Petrofac Limited
- Type: Public limited company
- Traded as: LSE: PFC
- Industry: Engineering, Procurement & Construction, Oil & Gas
- Founded: 1981
- Headquarters: London, United Kingdom
- Key people: René Médori, Chairman Tareq Kawash, Group Chief Executive Afonso Reis e Sousa, Chief Financial Officer
- Products: Petrochemicals
- Revenue: US$2,496 million (2023)
- Operating income: US$(395) million (2023)
- Net income: US$(523) million (2023)
- Number of employees: 7,950 (2023)
- Website: petrofac.com

= Petrofac =

British company

Petrofac Limited is a British international energy services company that designs, builds, manages and maintains oil, gas, refining, petrochemicals and renewable energy infrastructure, and trains the people who support them. It operates in a range of markets from design to decommissioning. It is registered in Jersey (number 81792), with its main corporate office on Jermyn Street, London. It has 7,950 employees across more than 30 offices globally. It was for a time in the FTSE 100 Index. In October 2025 the Petrofac holding company filed for bankruptcy protection administration.

==History==
The company was established as a producer of a modular plant in Tyler, Texas, United States in 1981. It was first listed on the London Stock Exchange in 2005. In 2010, it bought a 20 percent share in the Gateway storage scheme, an undersea cavern for gas storage. In November 2013, Petrofac and the Italian oil firm Bonatti partnered on a $650 million joint venture with Sonatrach to develop new separation and booster compression facilities, extending the life of the Alrar gas field in south-east Algeria. In November 2014, the company issued a profit warning, saying that profit for 2015 would fall by 25%, as slowing demand in China and abundant US output cut the oil price.

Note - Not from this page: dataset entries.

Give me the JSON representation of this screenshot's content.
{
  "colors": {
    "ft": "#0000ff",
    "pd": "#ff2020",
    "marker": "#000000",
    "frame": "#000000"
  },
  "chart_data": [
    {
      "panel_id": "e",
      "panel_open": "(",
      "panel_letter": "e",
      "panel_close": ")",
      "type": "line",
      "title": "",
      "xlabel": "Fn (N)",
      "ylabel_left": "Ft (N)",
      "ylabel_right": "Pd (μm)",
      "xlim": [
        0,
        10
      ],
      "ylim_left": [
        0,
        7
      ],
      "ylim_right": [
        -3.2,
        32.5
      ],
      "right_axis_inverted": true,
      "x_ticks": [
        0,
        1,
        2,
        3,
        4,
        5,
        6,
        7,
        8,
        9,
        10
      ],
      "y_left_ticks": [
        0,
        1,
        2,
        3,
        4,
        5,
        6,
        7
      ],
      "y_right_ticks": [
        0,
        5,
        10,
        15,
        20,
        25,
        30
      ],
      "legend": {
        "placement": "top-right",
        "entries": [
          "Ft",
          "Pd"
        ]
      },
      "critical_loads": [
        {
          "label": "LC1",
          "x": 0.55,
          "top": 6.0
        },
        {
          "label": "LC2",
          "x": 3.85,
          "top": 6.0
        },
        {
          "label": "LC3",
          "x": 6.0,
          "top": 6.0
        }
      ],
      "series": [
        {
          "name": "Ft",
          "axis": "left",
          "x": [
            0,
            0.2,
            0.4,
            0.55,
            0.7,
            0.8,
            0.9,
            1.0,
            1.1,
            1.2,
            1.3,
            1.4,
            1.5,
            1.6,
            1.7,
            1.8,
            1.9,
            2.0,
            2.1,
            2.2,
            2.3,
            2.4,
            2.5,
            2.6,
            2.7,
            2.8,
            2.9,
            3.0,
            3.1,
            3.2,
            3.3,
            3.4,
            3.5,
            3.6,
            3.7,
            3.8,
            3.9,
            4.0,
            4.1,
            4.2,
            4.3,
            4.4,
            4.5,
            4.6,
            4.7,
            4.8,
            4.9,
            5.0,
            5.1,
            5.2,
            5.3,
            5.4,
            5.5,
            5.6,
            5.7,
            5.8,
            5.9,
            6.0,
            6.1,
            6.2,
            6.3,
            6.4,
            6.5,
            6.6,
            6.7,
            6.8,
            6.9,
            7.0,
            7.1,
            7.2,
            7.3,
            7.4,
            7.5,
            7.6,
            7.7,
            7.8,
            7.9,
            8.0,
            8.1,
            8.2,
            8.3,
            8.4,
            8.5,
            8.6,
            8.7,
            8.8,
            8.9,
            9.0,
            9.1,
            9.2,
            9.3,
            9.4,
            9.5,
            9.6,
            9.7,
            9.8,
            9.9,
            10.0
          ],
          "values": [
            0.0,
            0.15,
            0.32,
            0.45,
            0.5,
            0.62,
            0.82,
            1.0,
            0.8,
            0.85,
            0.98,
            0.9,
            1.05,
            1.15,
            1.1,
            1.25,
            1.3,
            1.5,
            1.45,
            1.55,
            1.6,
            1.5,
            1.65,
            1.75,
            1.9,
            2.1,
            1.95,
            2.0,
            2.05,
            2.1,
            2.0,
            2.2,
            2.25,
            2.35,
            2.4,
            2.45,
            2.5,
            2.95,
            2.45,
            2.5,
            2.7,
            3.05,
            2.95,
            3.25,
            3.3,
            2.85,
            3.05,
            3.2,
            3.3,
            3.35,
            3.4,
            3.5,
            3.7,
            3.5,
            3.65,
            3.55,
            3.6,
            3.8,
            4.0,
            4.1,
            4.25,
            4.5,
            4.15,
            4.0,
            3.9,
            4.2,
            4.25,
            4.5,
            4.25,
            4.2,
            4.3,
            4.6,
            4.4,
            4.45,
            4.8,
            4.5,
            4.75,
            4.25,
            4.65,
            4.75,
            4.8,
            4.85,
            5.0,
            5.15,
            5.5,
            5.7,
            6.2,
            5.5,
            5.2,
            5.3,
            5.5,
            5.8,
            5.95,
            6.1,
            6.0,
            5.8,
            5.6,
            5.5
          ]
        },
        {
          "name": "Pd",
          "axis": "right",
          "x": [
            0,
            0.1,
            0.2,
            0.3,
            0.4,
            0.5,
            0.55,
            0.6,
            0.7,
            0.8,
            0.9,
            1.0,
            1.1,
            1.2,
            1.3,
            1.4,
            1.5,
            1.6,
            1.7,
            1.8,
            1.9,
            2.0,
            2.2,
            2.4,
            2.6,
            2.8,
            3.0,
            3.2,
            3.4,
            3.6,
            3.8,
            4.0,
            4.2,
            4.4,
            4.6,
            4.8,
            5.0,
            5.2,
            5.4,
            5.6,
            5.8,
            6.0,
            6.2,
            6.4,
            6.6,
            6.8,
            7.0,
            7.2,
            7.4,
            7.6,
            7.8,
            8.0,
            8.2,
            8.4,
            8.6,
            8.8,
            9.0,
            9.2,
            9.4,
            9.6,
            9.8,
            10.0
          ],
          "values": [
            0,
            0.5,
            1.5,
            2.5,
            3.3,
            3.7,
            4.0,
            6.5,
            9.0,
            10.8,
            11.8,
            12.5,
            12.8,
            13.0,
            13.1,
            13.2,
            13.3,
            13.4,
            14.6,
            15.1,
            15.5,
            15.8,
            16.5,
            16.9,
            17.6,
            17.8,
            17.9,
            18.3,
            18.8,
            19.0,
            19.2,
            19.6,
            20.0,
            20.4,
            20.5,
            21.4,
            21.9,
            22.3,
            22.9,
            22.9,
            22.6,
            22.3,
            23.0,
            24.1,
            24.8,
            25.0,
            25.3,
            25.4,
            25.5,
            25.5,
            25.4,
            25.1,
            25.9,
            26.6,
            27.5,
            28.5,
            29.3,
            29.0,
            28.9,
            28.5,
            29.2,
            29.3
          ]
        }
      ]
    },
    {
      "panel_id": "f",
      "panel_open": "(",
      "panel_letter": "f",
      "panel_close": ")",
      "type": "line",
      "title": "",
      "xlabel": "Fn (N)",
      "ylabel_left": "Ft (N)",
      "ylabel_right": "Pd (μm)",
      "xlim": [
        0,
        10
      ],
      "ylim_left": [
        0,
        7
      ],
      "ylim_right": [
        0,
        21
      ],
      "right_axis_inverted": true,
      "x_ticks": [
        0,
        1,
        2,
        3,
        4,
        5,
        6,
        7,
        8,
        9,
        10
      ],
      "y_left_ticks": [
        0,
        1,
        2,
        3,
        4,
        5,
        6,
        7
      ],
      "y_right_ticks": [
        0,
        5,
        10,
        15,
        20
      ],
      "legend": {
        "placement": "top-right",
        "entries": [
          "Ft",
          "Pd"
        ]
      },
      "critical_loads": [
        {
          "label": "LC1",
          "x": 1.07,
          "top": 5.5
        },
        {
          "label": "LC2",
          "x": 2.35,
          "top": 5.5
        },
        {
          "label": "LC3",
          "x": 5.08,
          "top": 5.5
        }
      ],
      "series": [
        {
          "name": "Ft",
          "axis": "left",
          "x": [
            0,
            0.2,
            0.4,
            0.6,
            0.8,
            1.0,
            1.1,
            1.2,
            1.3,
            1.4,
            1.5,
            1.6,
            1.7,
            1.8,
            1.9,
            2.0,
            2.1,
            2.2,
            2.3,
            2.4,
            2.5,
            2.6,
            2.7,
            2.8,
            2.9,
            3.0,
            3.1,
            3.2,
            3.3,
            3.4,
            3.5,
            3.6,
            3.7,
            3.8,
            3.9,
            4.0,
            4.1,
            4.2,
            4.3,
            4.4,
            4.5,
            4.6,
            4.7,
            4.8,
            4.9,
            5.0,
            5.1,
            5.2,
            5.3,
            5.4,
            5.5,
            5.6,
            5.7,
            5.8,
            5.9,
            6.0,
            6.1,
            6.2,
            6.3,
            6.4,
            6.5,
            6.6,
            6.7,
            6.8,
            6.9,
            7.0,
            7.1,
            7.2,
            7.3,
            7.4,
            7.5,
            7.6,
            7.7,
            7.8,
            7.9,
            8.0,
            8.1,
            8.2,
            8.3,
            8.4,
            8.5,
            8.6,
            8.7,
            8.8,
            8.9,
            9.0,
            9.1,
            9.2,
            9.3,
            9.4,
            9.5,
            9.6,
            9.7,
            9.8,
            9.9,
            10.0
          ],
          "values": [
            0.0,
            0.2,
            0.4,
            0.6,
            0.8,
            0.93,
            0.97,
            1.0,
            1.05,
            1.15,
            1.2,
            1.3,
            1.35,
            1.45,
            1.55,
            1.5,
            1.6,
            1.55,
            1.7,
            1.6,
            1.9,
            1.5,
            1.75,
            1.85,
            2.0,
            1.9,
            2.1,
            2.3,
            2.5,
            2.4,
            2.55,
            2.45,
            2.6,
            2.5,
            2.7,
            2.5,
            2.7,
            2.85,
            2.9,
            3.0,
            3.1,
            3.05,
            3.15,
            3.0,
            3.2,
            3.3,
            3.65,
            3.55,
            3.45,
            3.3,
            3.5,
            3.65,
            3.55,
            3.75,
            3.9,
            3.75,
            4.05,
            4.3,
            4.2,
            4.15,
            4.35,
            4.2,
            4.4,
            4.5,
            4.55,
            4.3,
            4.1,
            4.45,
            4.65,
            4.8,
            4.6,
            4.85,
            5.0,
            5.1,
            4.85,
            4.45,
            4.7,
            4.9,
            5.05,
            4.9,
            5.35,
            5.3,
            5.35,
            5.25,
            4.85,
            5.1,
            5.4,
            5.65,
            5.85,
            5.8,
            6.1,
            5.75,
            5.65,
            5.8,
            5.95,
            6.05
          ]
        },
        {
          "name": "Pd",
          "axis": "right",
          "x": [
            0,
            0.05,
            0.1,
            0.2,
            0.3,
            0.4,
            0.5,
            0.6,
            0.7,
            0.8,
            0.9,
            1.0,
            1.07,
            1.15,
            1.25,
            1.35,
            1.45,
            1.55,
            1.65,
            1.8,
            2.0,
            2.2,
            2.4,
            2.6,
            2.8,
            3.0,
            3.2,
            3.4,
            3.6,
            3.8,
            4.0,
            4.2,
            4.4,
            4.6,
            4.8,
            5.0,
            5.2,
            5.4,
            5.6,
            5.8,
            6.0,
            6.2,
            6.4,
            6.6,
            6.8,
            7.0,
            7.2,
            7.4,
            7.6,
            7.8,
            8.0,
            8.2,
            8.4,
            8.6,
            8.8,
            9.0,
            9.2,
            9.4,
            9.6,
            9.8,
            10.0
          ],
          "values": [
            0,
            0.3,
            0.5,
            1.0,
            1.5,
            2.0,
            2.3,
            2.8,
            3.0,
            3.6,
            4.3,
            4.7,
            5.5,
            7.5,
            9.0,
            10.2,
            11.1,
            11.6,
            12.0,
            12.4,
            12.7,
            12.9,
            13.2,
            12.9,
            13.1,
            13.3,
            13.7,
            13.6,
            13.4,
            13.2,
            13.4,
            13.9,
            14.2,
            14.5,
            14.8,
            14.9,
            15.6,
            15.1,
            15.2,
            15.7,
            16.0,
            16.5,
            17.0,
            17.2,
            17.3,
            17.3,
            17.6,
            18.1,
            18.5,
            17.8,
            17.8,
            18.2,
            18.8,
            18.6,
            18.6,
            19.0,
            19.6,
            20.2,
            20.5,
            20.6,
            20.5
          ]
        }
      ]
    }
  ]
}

In January 2021, a former Global Head of Sales at Petrofac Ltd., which serves the British energy industry, pleaded guilty to charges related to bribery. The UK Serious Fraud Office confirmed that David Lufkin offered and paid around $30 million to win United Arab Emirates contracts worth $3.3 billion for Petrofac between 2012 and 2018. The guilty plea included 11 other charges of bribery, where Lufkin made corrupt offers to influence contract awards of more than $3.5 billion in Saudi Arabia, and over $730 million in Iraq. In October 2021 Petrofac was fined £77m for seven charges of failing to prevent bribery in the Middle East.

In April 2024, the company announced that, because of ongoing financing discussions, its financial results would be delayed to the end of May 2024, and in the meantime, its shares would be suspended. The results were announced on 31 May 2024, and trading in the shares resumed on 4 June 2024.

In May 2025, because of an ongoing restructuring, it again failed to file its financial results on time, and its shares were again suspended.

In October 2025, the company announced the termination of a contract with TenneT to build wind turbines off the Netherlands coast. Subsequently the Petrofac holding company, which apparently has debts approaching $4 billion, filed for administration, though this did not apply to its operating companies which continued operation.

In December 2025, it was announced that Petrofac had agreed to sell its UK-based Asset Solutions business to the US company, CB&I following Petrofac’s entry into administration earlier that year. The transaction, subject to creditor approval, would transfer the Asset Solutions division and its workforce to CB&I, where it is expected to operate as part of a new global business unit based in Aberdeen.